What are some of the defining moments in my life and how do I mark and celebrate them? I was reminded of a charm bracelet I used to wear. It contained charms denoting significant moments in my life like my engagement, wedding, and becoming a mother.
Only some major milestones are depicted on this incomplete record of my life’s defining moments. I could add other charms to represent being a grandmother, completing my B.Ed., being a writer and speaker or my love of reading. But what about my spiritual journey? What will mark these defining moments of faith in my life?

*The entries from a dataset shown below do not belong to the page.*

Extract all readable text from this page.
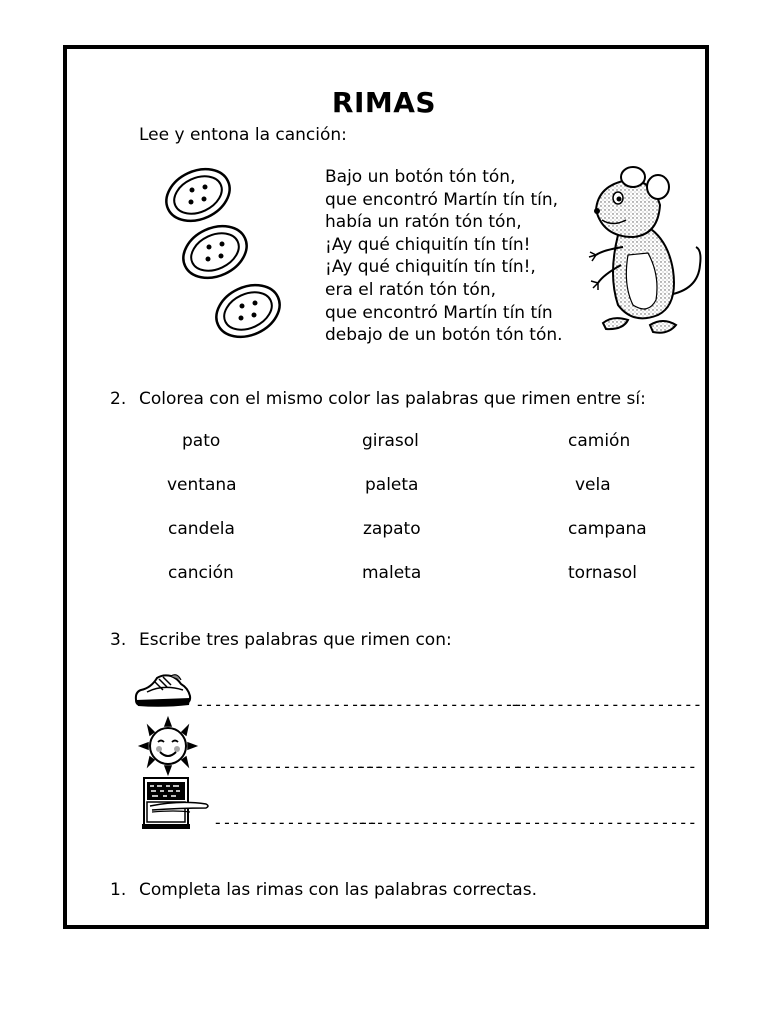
RIMAS
Lee y entona la canción:
Bajo un botón tón tón,
que encontró Martín tín tín,
había un ratón tón tón,
¡Ay qué chiquitín tín tín!
¡Ay qué chiquitín tín tín!,
era el ratón tón tón,
que encontró Martín tín tín
debajo de un botón tón tón.
2. Colorea con el mismo color las palabras que rimen entre sí:
pato	girasol	camión
ventana	paleta	vela
candela	zapato	campana
canción	maleta	tornasol
3. Escribe tres palabras que rimen con:
---------------------
------------------
---------------------
--------------------
------------------
--------------------
------------------
------------------
--------------------
1. Completa las rimas con las palabras correctas.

As I read through Scripture, God often asked his people to do something to mark the defining moment in their history. In Joshua 3 & 4 we read God stopped up the waters of the flooded Jordan river once the priests obeyed and stepped into it by faith. Once the people crossed safely, on dry ground, God commanded they mark this defining moment by placing twelve stones gathered from the river bed as a memorial for future generations to ask why and hear the story of God’s miracle. Do I share something about the defining moments of my faith journey so others can hear of the ways God works today?
One very significant faith journey moment happened as I stood beside Amee’s incubator, watching her in a coma, fighting for her life, I didn’t know what else to pray. Tears punctuated the brief, “Help me God. Help my baby.” I uttered silently and constantly. God met me that second day of Amee’s life in the middle of NICU and brought distinct images to my mind and spoke with a voice that seemed audible.

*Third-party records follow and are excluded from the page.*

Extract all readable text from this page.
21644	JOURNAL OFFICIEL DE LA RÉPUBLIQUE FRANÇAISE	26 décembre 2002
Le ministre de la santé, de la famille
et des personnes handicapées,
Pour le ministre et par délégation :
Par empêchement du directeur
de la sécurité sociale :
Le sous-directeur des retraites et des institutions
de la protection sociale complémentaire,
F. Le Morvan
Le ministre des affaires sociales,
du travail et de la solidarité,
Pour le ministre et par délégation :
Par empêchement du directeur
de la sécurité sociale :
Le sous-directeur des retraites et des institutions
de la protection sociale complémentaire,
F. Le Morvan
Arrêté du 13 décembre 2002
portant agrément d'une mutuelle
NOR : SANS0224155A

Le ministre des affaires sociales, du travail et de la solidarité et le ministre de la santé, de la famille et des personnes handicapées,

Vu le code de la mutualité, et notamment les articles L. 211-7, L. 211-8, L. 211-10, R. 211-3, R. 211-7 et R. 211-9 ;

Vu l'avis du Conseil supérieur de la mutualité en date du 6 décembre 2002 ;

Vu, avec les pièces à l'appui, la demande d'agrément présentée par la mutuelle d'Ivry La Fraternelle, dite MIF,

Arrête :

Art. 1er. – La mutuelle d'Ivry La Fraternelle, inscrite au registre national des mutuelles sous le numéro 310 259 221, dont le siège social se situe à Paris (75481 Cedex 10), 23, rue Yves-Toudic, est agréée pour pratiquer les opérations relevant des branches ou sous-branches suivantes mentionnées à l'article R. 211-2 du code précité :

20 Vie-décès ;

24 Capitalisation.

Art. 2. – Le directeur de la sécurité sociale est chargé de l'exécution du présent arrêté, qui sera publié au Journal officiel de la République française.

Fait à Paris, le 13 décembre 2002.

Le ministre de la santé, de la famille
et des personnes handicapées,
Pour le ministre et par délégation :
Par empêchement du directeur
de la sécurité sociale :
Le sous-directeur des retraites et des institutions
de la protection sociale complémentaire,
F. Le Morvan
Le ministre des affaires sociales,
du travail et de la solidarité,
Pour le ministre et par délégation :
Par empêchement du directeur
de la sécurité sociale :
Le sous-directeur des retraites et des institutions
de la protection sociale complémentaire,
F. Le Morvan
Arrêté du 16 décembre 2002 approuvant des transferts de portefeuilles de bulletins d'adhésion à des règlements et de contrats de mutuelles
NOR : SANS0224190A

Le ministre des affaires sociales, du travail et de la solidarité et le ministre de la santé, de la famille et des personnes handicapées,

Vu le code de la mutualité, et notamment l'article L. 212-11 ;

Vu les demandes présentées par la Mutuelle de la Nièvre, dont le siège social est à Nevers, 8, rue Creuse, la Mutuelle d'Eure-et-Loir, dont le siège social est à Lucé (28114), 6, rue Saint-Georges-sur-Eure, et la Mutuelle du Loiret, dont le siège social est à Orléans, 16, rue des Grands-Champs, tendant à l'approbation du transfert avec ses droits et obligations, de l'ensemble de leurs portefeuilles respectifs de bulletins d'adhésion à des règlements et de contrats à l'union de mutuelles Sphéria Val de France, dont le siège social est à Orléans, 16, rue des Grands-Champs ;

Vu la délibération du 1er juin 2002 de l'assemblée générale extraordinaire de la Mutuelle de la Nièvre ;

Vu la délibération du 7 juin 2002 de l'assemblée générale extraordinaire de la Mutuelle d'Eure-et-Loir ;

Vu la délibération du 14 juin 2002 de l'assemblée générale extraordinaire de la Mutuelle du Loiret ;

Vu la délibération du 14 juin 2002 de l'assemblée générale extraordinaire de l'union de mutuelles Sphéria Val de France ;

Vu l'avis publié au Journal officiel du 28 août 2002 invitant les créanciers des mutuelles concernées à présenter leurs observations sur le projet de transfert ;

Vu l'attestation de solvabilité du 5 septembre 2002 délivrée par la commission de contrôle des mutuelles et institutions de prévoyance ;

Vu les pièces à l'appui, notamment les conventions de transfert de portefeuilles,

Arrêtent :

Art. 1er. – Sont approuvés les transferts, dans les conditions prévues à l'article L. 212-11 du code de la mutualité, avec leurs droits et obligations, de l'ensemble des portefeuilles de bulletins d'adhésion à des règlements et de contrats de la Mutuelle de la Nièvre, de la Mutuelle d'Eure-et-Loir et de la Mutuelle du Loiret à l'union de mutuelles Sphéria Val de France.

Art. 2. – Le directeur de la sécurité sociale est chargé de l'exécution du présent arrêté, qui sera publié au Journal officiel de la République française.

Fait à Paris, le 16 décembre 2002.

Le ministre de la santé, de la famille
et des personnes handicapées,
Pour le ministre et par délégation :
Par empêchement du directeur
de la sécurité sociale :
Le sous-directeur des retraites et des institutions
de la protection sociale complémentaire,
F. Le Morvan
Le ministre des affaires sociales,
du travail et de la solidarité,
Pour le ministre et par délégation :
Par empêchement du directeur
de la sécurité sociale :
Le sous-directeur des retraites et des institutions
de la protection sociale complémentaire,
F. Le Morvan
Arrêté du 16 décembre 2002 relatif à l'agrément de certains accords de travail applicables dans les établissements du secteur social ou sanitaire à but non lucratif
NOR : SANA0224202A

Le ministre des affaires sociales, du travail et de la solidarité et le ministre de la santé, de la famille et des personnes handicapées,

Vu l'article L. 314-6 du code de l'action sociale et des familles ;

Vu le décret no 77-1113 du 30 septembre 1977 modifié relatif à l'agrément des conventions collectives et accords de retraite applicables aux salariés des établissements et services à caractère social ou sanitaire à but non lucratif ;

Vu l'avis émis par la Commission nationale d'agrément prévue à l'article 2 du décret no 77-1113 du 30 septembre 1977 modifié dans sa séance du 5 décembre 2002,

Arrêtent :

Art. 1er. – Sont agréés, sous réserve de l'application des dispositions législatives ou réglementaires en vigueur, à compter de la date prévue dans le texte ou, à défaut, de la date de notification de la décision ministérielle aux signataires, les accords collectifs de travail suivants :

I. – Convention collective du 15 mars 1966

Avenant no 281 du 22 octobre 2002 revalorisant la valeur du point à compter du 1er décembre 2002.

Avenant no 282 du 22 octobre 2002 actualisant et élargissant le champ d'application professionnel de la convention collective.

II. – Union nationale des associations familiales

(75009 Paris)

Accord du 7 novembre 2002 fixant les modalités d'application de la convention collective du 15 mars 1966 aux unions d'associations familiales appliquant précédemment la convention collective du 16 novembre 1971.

God posed three questions, one after the other, pausing for my answer in between.
“Do you trust me to heal her completely? Do you trust me to heal her a little at a time, giving the doctors wisdom in how to treat her? Would you still trust me if I healed her perfectly and took her home to heaven?”
My ‘yes’ answer to the first two took no time to proclaim. The third proved a struggle. I finally told God I would trust him no matter what.

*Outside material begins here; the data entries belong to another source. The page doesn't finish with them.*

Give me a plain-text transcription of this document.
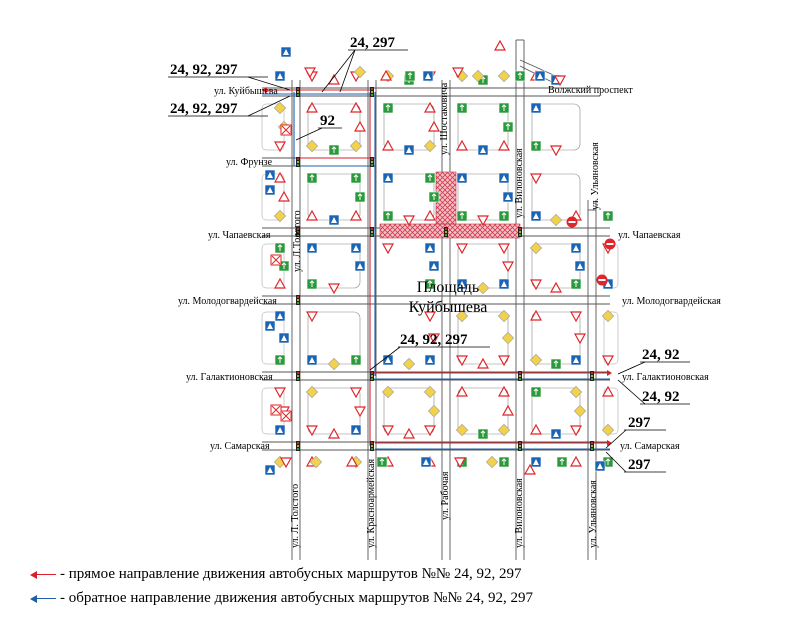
ул. Куйбышева
ул. Фрунзе
ул. Чапаевская	ул. Чапаевская
ул. Молодогвардейская	ул. Молодогвардейская
ул. Галактионовская	ул. Галактионовская
ул. Самарская	ул. Самарская
Волжский проспект
ул. Л. Толстого
ул. Л.Толстого
ул. Красноармейская	ул. Рабочая	ул. Вилоновская
ул. Вилоновская
ул. Ульяновская
ул. Ульяновская
ул. Шостаковича
Площадь
Куйбышева
24, 92, 297
24, 92, 297
24, 297
92
24, 92, 297
24, 92
24, 92
297
297
- прямое направление движения автобусных маршрутов №№ 24, 92, 297
- обратное направление движения автобусных маршрутов №№ 24, 92, 297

Then came a picture of an open Bible with Philippians 4: 6 &7 highlighted.
Do not be anxious – oh how worry and anxiety had punctuated the last two days.
Present your requests by prayer and petition – I’d been doing that constantly and knew others prayed too.
With thanksgiving. My heart stopped. I hadn’t thanked God for anything during this nightmare. I begged God to forgive me and thanked him for this beautiful baby girl. I had an ‘ah ha’ moment. Each child is a gift from God whether they are here for a short time or long and God loved her more than I ever could. My prayer changed. I gave myself and Amee to God; completely trusting him for whatever he chose to do and for strength to walk the journey he had planned.
And the peace of God descended and wrapped around me like a warm fuzzy blanket so real I expected to see one around my shoulders when I opened my eyes.
Nothing in Amee’s circumstance changed when I opened my eyes. She still lay in a coma. But I knew this moment with God had changed me.
I kept this spiritual defining moment guarded in my heart for years, maybe decades. Why was I silent? At first it felt too deeply personal to share with anyone else. I’d examine it in my quiet moments and remember what I learned. This turning point coloured so many aspects of my life and faith.
Later I wondered what people might think if I shared about seeing images from God and hearing his voice so distinctly. It was nothing like I had experienced before. When I didn’t share, others never had the chance to know that the God of the Bible is still God today.
God keeps pointing me to verses like Psalm 78:1-3 or Psalm 105:1-5 where he commands his people to share his goodness and his judgements too with the next generation. How can I not obey and share the stories of what God has and is doing in my life, even if they happened in ways, I was unfamiliar with?
Now I know I can commemorate those defining moments in my faith journey through my writing and speaking instead of keeping silent. I wonder if there are charms that could be a visual representation of my faith or these ‘ah ha’ moments of my life?